To stop pre- and post-emergence broadleaf and grassy weeds in major crops like corn, sorghum and sugar cane, the Atrazine herbicide is frequently used. The compound is both effective and inexpensive, and is well-suited to production systems with very narrow profit margins, as is often the case with corn. Atrazine is the most widely used herbicide in conservation tillage systems, which are designed to prevent soil erosion.
Atrazine herbicide is a controversial herbicide that was banned in Europe in 2004 due to its persistent groundwater contamination. This vastly used herbicide gets a lot of bad publicity from concerned people without adequate information. Levels of atrazine in U.S. waters are well within the federal lifetime drinking water standard of 3 parts-per-billion — a level containing a 1,000-fold safety buffer. It’s widely used in the United States, with 76 million pounds applied each year. The regular testing of Atrazine herbicide has seen it pass the most up-to-date safety requirements in the world.

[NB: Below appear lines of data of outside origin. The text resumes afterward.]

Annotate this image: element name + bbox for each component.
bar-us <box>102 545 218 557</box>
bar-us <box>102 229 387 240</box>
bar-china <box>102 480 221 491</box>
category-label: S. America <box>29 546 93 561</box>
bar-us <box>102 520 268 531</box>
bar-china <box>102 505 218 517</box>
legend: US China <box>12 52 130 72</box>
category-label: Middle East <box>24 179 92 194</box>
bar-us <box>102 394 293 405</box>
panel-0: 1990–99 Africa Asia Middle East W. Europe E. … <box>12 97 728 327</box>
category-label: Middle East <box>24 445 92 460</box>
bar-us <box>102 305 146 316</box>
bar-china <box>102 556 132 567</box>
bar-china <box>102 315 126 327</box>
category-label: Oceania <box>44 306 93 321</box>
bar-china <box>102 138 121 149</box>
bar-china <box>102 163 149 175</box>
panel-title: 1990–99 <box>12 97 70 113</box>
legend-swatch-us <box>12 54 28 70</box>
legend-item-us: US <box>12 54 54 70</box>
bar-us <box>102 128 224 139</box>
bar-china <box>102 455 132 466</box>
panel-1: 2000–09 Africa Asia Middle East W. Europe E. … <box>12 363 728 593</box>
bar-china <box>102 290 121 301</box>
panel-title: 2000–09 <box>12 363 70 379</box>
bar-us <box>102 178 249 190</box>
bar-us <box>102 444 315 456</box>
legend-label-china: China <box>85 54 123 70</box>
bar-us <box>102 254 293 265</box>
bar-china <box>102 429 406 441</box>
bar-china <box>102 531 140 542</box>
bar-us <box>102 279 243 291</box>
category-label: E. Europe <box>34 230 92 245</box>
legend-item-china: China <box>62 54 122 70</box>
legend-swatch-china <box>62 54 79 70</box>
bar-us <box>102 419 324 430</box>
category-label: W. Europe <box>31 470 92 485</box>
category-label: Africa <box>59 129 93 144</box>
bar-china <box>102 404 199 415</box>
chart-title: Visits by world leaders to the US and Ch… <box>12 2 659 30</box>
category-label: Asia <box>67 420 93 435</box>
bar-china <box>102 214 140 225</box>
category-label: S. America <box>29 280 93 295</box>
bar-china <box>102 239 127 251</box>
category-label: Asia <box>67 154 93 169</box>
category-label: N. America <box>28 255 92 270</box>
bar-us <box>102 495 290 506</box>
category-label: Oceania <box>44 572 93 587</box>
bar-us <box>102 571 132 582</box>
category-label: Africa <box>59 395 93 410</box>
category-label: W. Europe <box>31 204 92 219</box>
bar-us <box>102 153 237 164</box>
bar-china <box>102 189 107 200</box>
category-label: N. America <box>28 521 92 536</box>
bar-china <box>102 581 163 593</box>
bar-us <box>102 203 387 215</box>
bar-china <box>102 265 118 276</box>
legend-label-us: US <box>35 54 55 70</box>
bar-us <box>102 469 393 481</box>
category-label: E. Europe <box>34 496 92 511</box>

Benefits of using Atrazine include:
~ Protecting Corn Yield
~ Improved Flexibility in Weed Control
~ Economical and Effective Weed Control
~ Less Soil Erosion Through Conservation Tillage
As stated in the U.S. EPA, Cumulative Risk Assessment for Triazine Pesticides, March 2006: “Risk assessments for cumulative exposures to triazine residues via drinking water based on currently registered uses of atrazine and simazine are not of concern.”